GONE THE WAY OF ASH…
Such headlines abounded in the few newspapers whose presses the Great Fire hadn’t silenced. People who’d lived through the fire in ’71 now stood in shock and fear at the sight of any conflagration that even appeared to have the possibility of becoming the next Great Fire. Tonight’s inferno looked far too familiar; older citizens standing and watching the rain of ash and cinder trembled at the prospects while blood orange, red, and blue flames licked at all surrounding structures. Nearby trees and fences ignited. Was 1893 to be the next year of the failure of the Chicago Fire Department?
As Ransom’s cab neared, all about the street, people ran shouting and pointing and trying to steer clear of the hooves of racing horses pulling the latest in fire fighting equipment—which remained inadequate to the task. Antiquated equipment, too little, too late. The images and sights and sounds of the fire numbered so many, no one could see or hear them all: multiple fire wagons descending on the scene from three directions. Firemen appeared in chaos, hauling out axes, picks, hoses, buckets. Some worked the hoses, others the ladders. It took some to quell the terrified horses that’d supposedly been trained for fire emergencies.

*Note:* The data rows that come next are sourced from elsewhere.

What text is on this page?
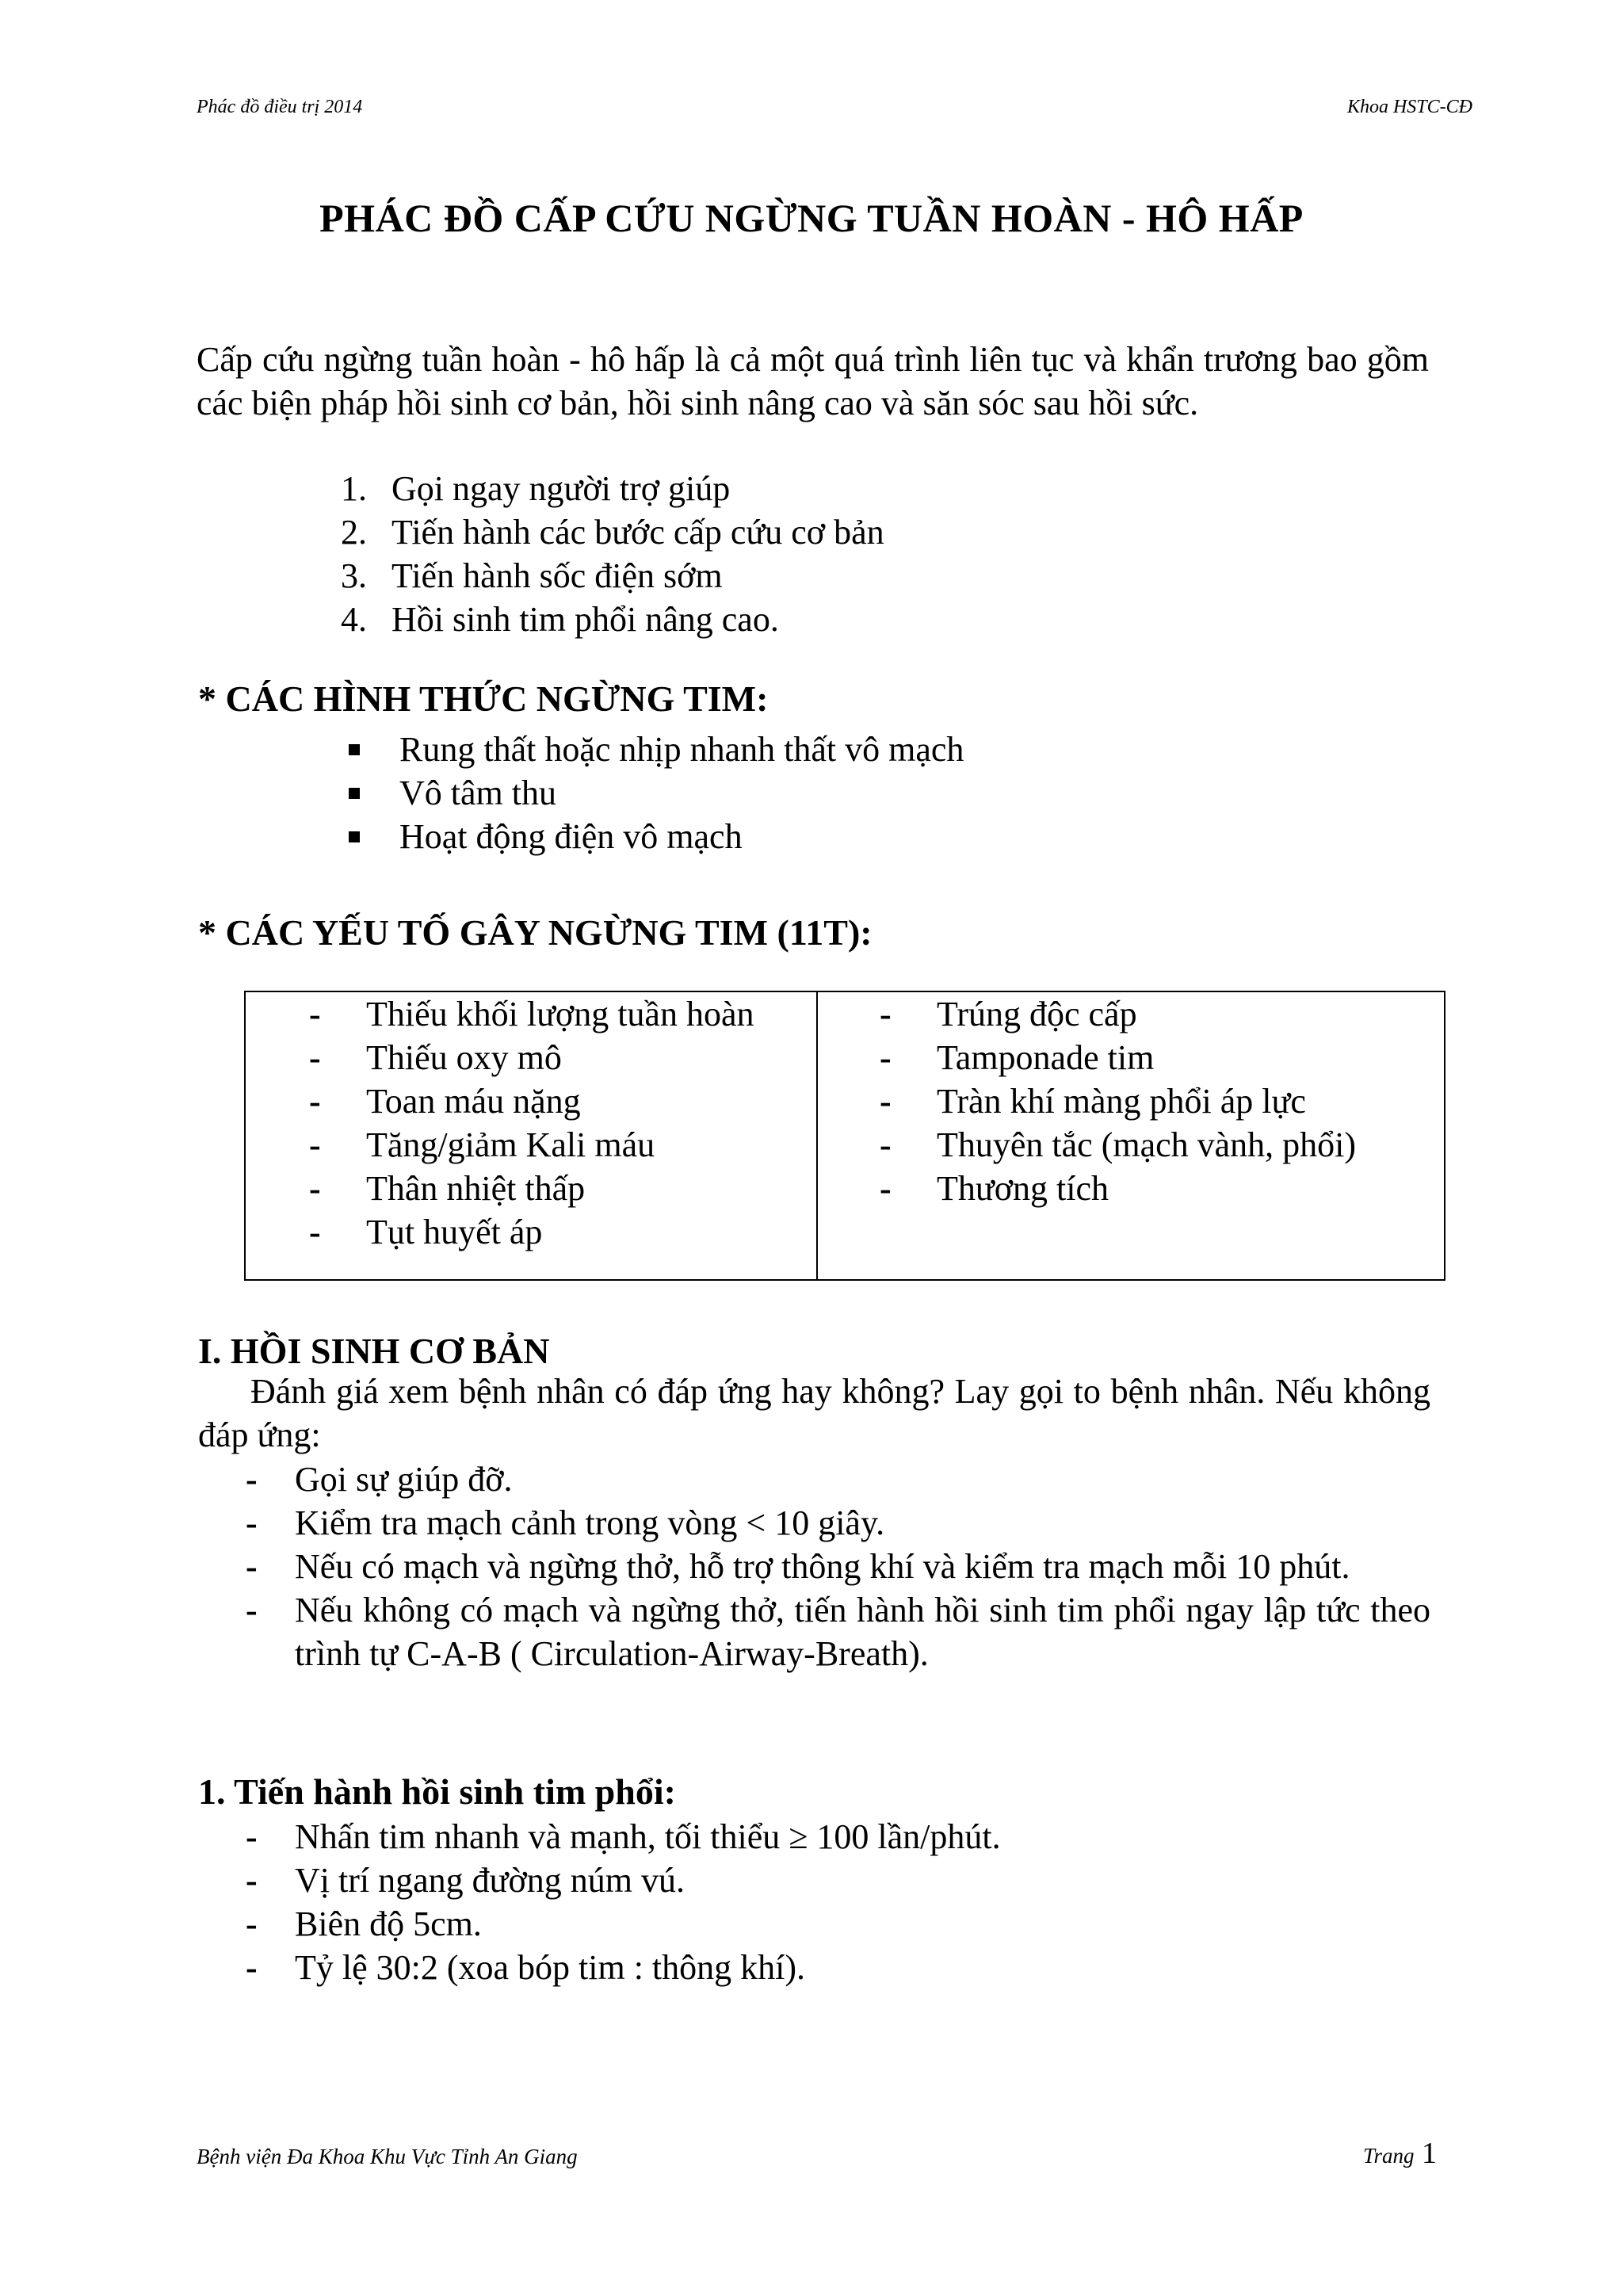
Phác đồ điều trị 2014	Khoa HSTC-CĐ
PHÁC ĐỒ CẤP CỨU NGỪNG TUẦN HOÀN - HÔ HẤP
Cấp cứu ngừng tuần hoàn - hô hấp là cả một quá trình liên tục và khẩn trương bao gồm các biện pháp hồi sinh cơ bản, hồi sinh nâng cao và săn sóc sau hồi sức.
1. Gọi ngay người trợ giúp
2. Tiến hành các bước cấp cứu cơ bản
3. Tiến hành sốc điện sớm
4. Hồi sinh tim phổi nâng cao.
* CÁC HÌNH THỨC NGỪNG TIM:
Rung thất hoặc nhịp nhanh thất vô mạch
Vô tâm thu
Hoạt động điện vô mạch
* CÁC YẾU TỐ GÂY NGỪNG TIM (11T):
-	Thiếu khối lượng tuần hoàn
-	Thiếu oxy mô
-	Toan máu nặng
-	Tăng/giảm Kali máu
-	Thân nhiệt thấp
-	Tụt huyết áp
-	Trúng độc cấp
-	Tamponade tim
-	Tràn khí màng phổi áp lực
-	Thuyên tắc (mạch vành, phổi)
-	Thương tích
I. HỒI SINH CƠ BẢN
Đánh giá xem bệnh nhân có đáp ứng hay không? Lay gọi to bệnh nhân. Nếu không đáp ứng:
-	Gọi sự giúp đỡ.
-	Kiểm tra mạch cảnh trong vòng < 10 giây.
-	Nếu có mạch và ngừng thở, hỗ trợ thông khí và kiểm tra mạch mỗi 10 phút.
-	Nếu không có mạch và ngừng thở, tiến hành hồi sinh tim phổi ngay lập tức theo trình tự C-A-B ( Circulation-Airway-Breath).
1. Tiến hành hồi sinh tim phổi:
-	Nhấn tim nhanh và mạnh, tối thiểu ≥ 100 lần/phút.
-	Vị trí ngang đường núm vú.
-	Biên độ 5cm.
-	Tỷ lệ 30:2 (xoa bóp tim : thông khí).
Bệnh viện Đa Khoa Khu Vực Tỉnh An Giang	Trang 1
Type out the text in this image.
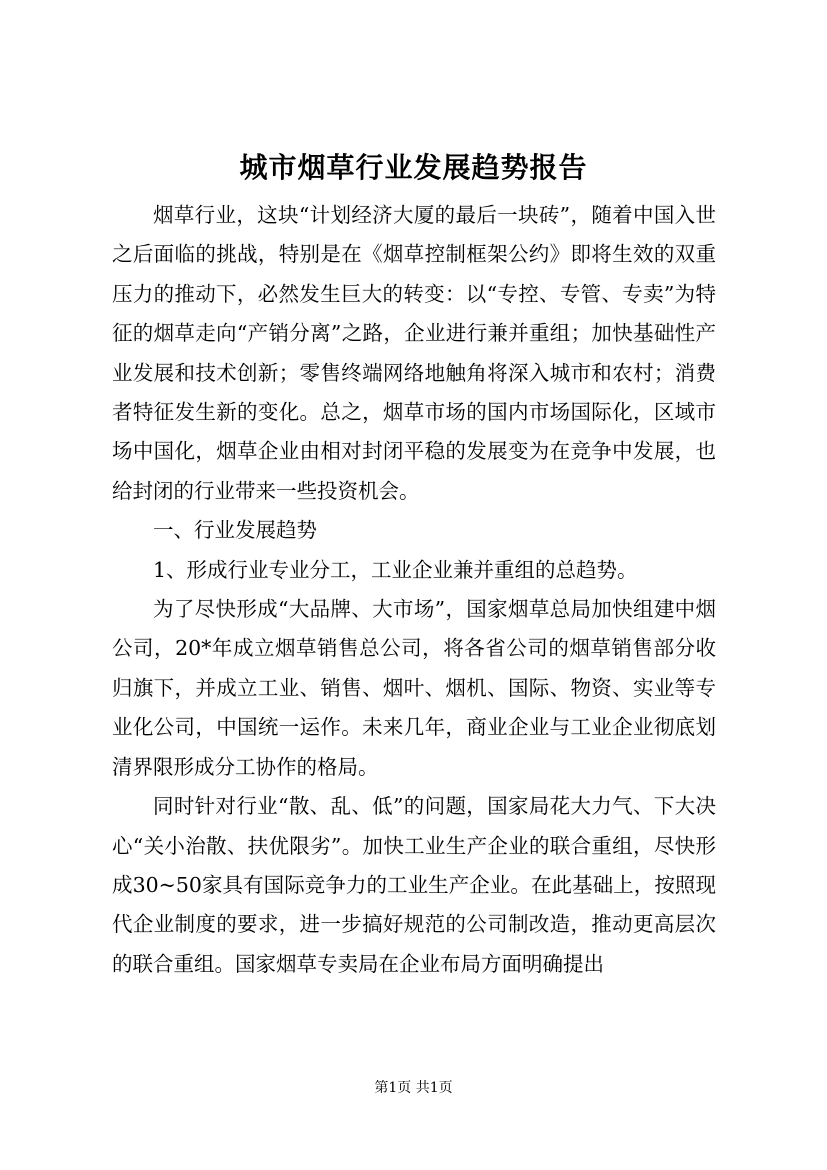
城市烟草行业发展趋势报告

烟草行业，这块“计划经济大厦的最后一块砖”，随着中国入世之后面临的挑战，特别是在《烟草控制框架公约》即将生效的双重压力的推动下，必然发生巨大的转变：以“专控、专管、专卖”为特征的烟草走向“产销分离”之路，企业进行兼并重组；加快基础性产业发展和技术创新；零售终端网络地触角将深入城市和农村；消费者特征发生新的变化。总之，烟草市场的国内市场国际化，区域市场中国化，烟草企业由相对封闭平稳的发展变为在竞争中发展，也给封闭的行业带来一些投资机会。

一、行业发展趋势

1、形成行业专业分工，工业企业兼并重组的总趋势。

为了尽快形成“大品牌、大市场”，国家烟草总局加快组建中烟公司，20*年成立烟草销售总公司，将各省公司的烟草销售部分收归旗下，并成立工业、销售、烟叶、烟机、国际、物资、实业等专业化公司，中国统一运作。未来几年，商业企业与工业企业彻底划清界限形成分工协作的格局。

同时针对行业“散、乱、低”的问题，国家局花大力气、下大决心“关小治散、扶优限劣”。加快工业生产企业的联合重组，尽快形成30~50家具有国际竞争力的工业生产企业。在此基础上，按照现代企业制度的要求，进一步搞好规范的公司制改造，推动更高层次的联合重组。国家烟草专卖局在企业布局方面明确提出

第1页 共1页
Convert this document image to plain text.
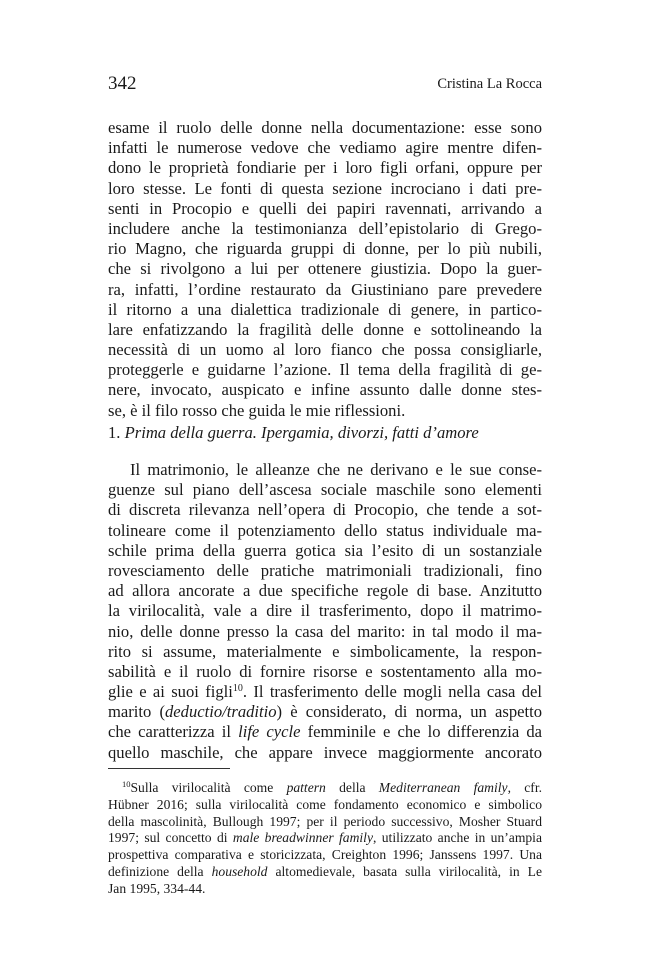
342	Cristina La Rocca
esame il ruolo delle donne nella documentazione: esse sono
infatti le numerose vedove che vediamo agire mentre difen-
dono le proprietà fondiarie per i loro figli orfani, oppure per
loro stesse. Le fonti di questa sezione incrociano i dati pre-
senti in Procopio e quelli dei papiri ravennati, arrivando a
includere anche la testimonianza dell’epistolario di Grego-
rio Magno, che riguarda gruppi di donne, per lo più nubili,
che si rivolgono a lui per ottenere giustizia. Dopo la guer-
ra, infatti, l’ordine restaurato da Giustiniano pare prevedere
il ritorno a una dialettica tradizionale di genere, in partico-
lare enfatizzando la fragilità delle donne e sottolineando la
necessità di un uomo al loro fianco che possa consigliarle,
proteggerle e guidarne l’azione. Il tema della fragilità di ge-
nere, invocato, auspicato e infine assunto dalle donne stes-
se, è il filo rosso che guida le mie riflessioni.
1. Prima della guerra. Ipergamia, divorzi, fatti d’amore
Il matrimonio, le alleanze che ne derivano e le sue conse-
guenze sul piano dell’ascesa sociale maschile sono elementi
di discreta rilevanza nell’opera di Procopio, che tende a sot-
tolineare come il potenziamento dello status individuale ma-
schile prima della guerra gotica sia l’esito di un sostanziale
rovesciamento delle pratiche matrimoniali tradizionali, fino
ad allora ancorate a due specifiche regole di base. Anzitutto
la virilocalità, vale a dire il trasferimento, dopo il matrimo-
nio, delle donne presso la casa del marito: in tal modo il ma-
rito si assume, materialmente e simbolicamente, la respon-
sabilità e il ruolo di fornire risorse e sostentamento alla mo-
glie e ai suoi figli$^{10}$. Il trasferimento delle mogli nella casa del
marito (deductio/traditio) è considerato, di norma, un aspetto
che caratterizza il life cycle femminile e che lo differenzia da
quello maschile, che appare invece maggiormente ancorato
$^{10}$Sulla virilocalità come pattern della Mediterranean family, cfr.
Hübner 2016; sulla virilocalità come fondamento economico e simbolico
della mascolinità, Bullough 1997; per il periodo successivo, Mosher Stuard
1997; sul concetto di male breadwinner family, utilizzato anche in un’ampia
prospettiva comparativa e storicizzata, Creighton 1996; Janssens 1997. Una
definizione della household altomedievale, basata sulla virilocalità, in Le
Jan 1995, 334-44.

Ransom felt a stomach gnawing sense of a losing battle. No lessons whatsoever learned since ’71 save those of graft and fraud and phony land speculation. When it’d come time for the displaced families of the Great Chicago Fire to collect on all those many “church” and benevolent society funds, there were no funds. They’d all been systematically disposed of by the shrewd promoters who’d thought up these fine-sounding benevolent “societies.” The funds had gone into the purchase of ash-strewn downtown lots on streets of loss, where nothing but a lone charred and blackened water tower and firehouse made of native limestone sat forlornly at the end of Michigan Avenue. A boon and a lure as it happened for those with deep pockets. Men with both vision and selfishness in mind, greed and glory all balled up in one idea of a phoenix rising from the ashes, making the Gem of the Prairie shine again. But tonight only one thing mattered to the firemen whose very skin was seared and scorched and blackened by the fire at hand. Save the block…lose the whole tavern and entire building, the outbuildings, possibly the building to the immediate right and left, but stop it here and with no more loss of life than might already have occurred. An entire heavy oak bureau drawer with mirror, and a four-poster bed, mattress and springs had fallen through with fire-blackened flooring. The cross beams held longer, but as more and more became compromised these heavy beams—forming the crisscross support that made up the second floor—tore away in groaning complaint; the insatiable flames had licked at this area for too long now.